Saving Money During the Holidays

Shopping for Christmas presents and other holiday related items can be pretty stressful. We want to do what we can to help you minimize your anxiety this December so we’ve compiled the highlights of some of our favourite posts about saving money during the holidays.

Before The Holidays:

Plan Ahead

Start thinking about the people on your to-buy list as early as September or October. Pay attention to the offhand or throw-away comments they make and make note of the things they express interest in. The sooner you can start getting things here and there/spreading out your shopping, the easier December will be on your wallet.

Establish a Budget in Advance and Stick to It

Ask yourself, ‘How much can I reasonably spend without going into debt or putting myself into a precarious financial situation?’. Whatever that amount is, stick to it.

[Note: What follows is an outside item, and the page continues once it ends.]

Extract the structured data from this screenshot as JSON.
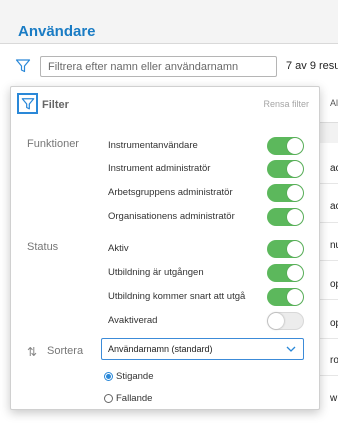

There is rarely a gift that’s worth jeopardizing your own financial stability over.

Look Online

Never underestimate the benefits of online shopping. Not only is it fantastic to be able to shop in your PJs and then have your purchases delivered directly to your home, but there are often a number of really great deals and sales that are only available online. Depending on how much you spend, it’s often easy to get a deal on free shipping during the holiday season as well.

Think Outside of the Box

Don’t limit yourself to physical objects or things you can buy in a store. Some of the best gifts are incredibly thoughtful ones that are based not so much on how much you’ve spent but on how well the gift caters to the wants or needs of the recipient.

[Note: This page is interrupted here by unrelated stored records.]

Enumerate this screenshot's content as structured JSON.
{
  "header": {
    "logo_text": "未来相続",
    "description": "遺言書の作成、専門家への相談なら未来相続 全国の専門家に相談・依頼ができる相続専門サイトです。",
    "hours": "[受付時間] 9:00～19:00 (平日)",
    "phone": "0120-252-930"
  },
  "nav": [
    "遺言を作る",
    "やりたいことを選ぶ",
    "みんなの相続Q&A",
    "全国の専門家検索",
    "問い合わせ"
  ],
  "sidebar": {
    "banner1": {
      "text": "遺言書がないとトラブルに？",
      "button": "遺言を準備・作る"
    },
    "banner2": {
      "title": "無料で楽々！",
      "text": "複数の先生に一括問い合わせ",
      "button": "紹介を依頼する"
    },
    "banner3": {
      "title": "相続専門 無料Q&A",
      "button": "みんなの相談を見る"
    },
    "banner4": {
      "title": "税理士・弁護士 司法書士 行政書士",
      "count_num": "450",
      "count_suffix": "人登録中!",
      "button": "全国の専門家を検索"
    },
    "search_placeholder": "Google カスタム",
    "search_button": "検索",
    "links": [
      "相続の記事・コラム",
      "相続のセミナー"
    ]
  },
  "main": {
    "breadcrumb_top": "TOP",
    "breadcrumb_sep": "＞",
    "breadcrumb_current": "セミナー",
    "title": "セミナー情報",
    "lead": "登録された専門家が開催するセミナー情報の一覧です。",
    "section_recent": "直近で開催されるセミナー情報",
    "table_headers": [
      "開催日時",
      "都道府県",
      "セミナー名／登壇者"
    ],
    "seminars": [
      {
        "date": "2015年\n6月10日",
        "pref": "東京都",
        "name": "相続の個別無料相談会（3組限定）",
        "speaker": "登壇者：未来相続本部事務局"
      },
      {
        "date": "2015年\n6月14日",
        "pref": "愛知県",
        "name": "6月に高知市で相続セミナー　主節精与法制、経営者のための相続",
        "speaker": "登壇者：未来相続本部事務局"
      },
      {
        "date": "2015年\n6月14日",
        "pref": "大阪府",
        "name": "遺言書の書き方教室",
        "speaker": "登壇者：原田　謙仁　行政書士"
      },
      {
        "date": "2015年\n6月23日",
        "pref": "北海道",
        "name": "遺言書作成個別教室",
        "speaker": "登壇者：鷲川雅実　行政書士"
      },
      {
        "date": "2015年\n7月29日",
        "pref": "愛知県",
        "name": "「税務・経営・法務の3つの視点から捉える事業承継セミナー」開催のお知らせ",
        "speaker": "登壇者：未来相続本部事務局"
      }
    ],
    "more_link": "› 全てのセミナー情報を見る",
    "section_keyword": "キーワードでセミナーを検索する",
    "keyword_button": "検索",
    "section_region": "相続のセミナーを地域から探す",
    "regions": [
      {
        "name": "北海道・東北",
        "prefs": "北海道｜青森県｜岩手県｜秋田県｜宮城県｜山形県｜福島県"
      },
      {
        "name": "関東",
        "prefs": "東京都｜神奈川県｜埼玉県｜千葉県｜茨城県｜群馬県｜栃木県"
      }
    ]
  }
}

Try to think about experiences you can give your gift recipients rather than just tangible objects. A truly thoughtful gift tailored to the person on the receiving end almost always means more than something expensive.

 

After The Holidays:

Force Yourself to Confront your Finances

Ironically, saving money during the holidays isn’t something that stops after the holidays are over. That’s because most of us used our credit cards and now have to deal with the first post-holiday bank statement in January.  As painful as it is, you have to force yourself to check your bank statements and understand the extent of your newly accrued holiday debt before the problem snowballs. As much as it might fill you with dread, the sense of relief you have when you at least know exactly how deep in the hole you are is tangible. In some cases, the debt might not even be as bad as you’ve made it out to be in your head. The sooner you know where you stand, the sooner you can take proactive steps to do something about it.

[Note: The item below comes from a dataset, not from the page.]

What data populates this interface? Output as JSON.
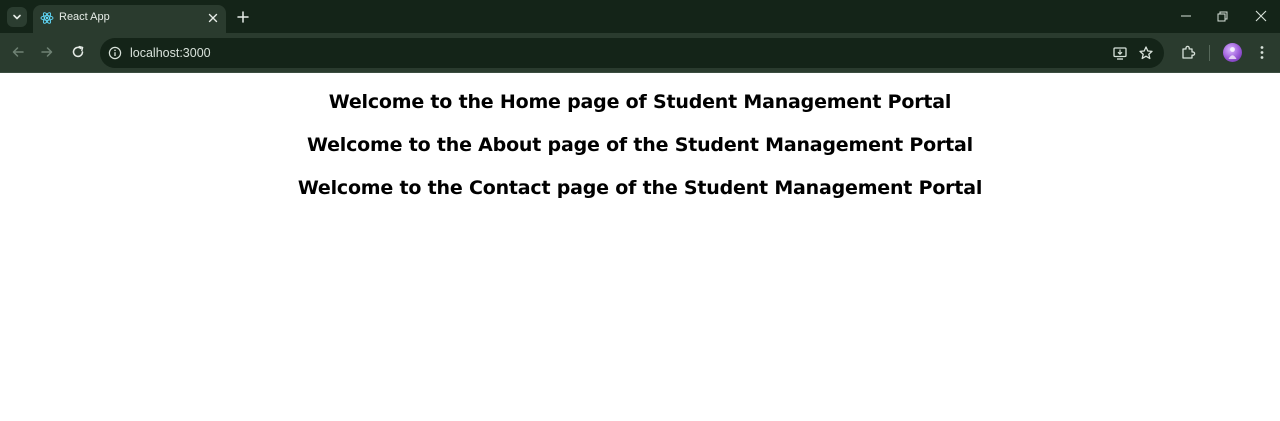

Use the New Year to stick to a resolution of Budgeting Better

As cliche as it might sound, the New Year is the perfect time to resolve to budget better. It might not be the most fun, but learning how to budget and how to stick to said budget will save you a lot of financial discomfort in the future. If you don’t have a clear idea of how much money you actually have versus how much you owe, it’s easy to spend more than you have and get in over your head. Sticking to a budget, while restrictive, will ensure you have a firm understanding of your own finances and that you never have to suffer through another holiday debt hangover again.

Don’t buy Anything that’s not Essential until you’ve got your Finances back Under Control

As tempting as boxing day and other New Year’s flash sales are, don’t let yourself spend money on anything that’s not vital or essential to your wellbeing until you’re back on your feet. Rent, Groceries, and your hydro bill are things you absolutely must buy. A new surround sound system is not.

While you might feel like you’re depriving yourself, remember that it’s just temporary (and that Christmas/Hanukkah just ended so it’s really the perfect time to take a break from consumerism anyhow).